Finding a sample clothing store business plan to base your own on or at least to read over first, can set you on the right foot for a number of reasons.

The Big Picture

By looking at a sample clothing store business plan before creating your own, you see the big picture of what the business plan should be achieving, assuming you are looking at a quality, successful plan. You’ll see the overall outline and order of sections, but, more importantly, the interrelationship of these sections – how they build on each other, refer to each other, and require each other for support. For example, the industry analysis provides background for the customer and competitive analyses, which provide background for the marketing plan and its promotion strategy. The experience of the management team lays out the rationale for the hiring plan you need to fill out the functional roles of the store. Remember these lessons in your own plan.

Level of Detail

Secondly, a sample plan will provide a good example of the level of detail that is appropriate for a business plan. If the logic of the business idea cannot be made simply (by showing the opportunity, the means of the business to move on it, how it will do so, and the expected results) then no amount of writing may be enough to shoehorn the idea into a business plan. Readers are looking for good opportunity spotting, talented management, sound operations and marketing plans, and financial results that compensate them for the level of risk in the clothing store. A few pages should be all that is needed to present any of these areas and if it gets more confusing than that, investors and lenders who read business plans for a living may be more than happy to move on to the next plan.

Financial Statements Layout

If you have never created a financial statement before, you are in the same boat as many small business entrepreneurs. While you don’t necessarily have to create the statements yourself, line by line (using a financial model or hiring a business plan writer or financial analyst can do the trick) you do have to know what these statements look like and the key elements that readers look for in them.
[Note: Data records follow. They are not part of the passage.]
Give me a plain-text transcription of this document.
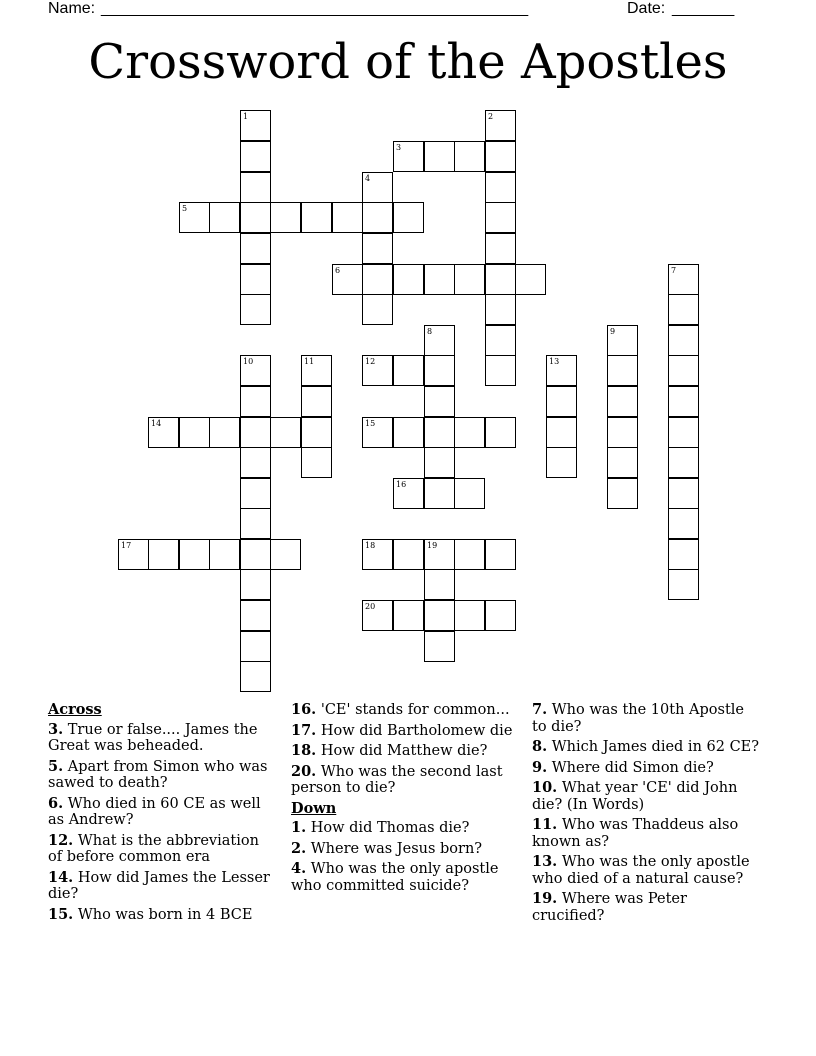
Name: ________________________________________________	Date: _______
Crossword of the Apostles
1	2
3
4
5
6	7
8	9
10	11	12	13
14	15
16
17	18	19
20
Across
3. True or false.... James the Great was beheaded.
5. Apart from Simon who was sawed to death?
6. Who died in 60 CE as well as Andrew?
12. What is the abbreviation of before common era
14. How did James the Lesser die?
15. Who was born in 4 BCE
16. 'CE' stands for common...
17. How did Bartholomew die
18. How did Matthew die?
20. Who was the second last person to die?
Down
1. How did Thomas die?
2. Where was Jesus born?
4. Who was the only apostle who committed suicide?
7. Who was the 10th Apostle to die?
8. Which James died in 62 CE?
9. Where did Simon die?
10. What year 'CE' did John die? (In Words)
11. Who was Thaddeus also known as?
13. Who was the only apostle who died of a natural cause?
19. Where was Peter crucified?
Take a look for yourself in the sample plan, to see how the statements show the company’s break-even, maintenance of a healthy cash balance, and returns flowing to the lenders or investors over time, for example. Knowing what convincing financial statements look like will give you a good sense of how to check the quality of your own.

Day Spa Business Plan Sample – Financial Model Needs

January 28th, 2010

Purchasing a sample or template for your day spa business plan can be extremely valuable, but only if there is a well-done and customizable financial model spreadsheet that comes with it. To know if the financial model you’re working with makes the cut, look for the following elements.

Multiple Revenue Streams

As the years go by, you may expect to move customer from one service to another (for example, increasingly sell massages, while at first customers only purchased facial treatments). To do this, the financial model must let you play with multiple revenue streams by letting you choose as many as possible and alter the sales mix between them over time.

Automated Financial Statements

The financial statements themselves require some accounting knowledge to put together, and the model should not require you to create them from scratch or even have to adjust them much at all. A well-made financial model will let you make adjustments on worksheets about your assumptions of costs, revenues, and debt and equity you will raise, and then populate the income statement, balance sheet, and cash flow statement automatically. For a model to be robust it must allow for a change made in one place to automatically effect all the other sheets and statements.

Startup Costs

The model should give you the opportunity to lay out the startup costs you have identified, such as for your furniture, booths, sinks, supplies, inventory, and improvements to the location itself (leasehold improvements). The model should know which costs are depreciated over time and which must be expensed at the time they are incurred, so that you don’t have to learn this on your own or set up your own depreciation schedule.

Debt or Equity

Finally, the model should let you choose whether you will fund your day spa through debt (loans) or equity (stockholder investment). It should allow you to choose interest rates, a repayment schedule, and use a combination of both debt and equity if you choose. This should serve the purposes of most day spa entrepreneurs without complicated customization.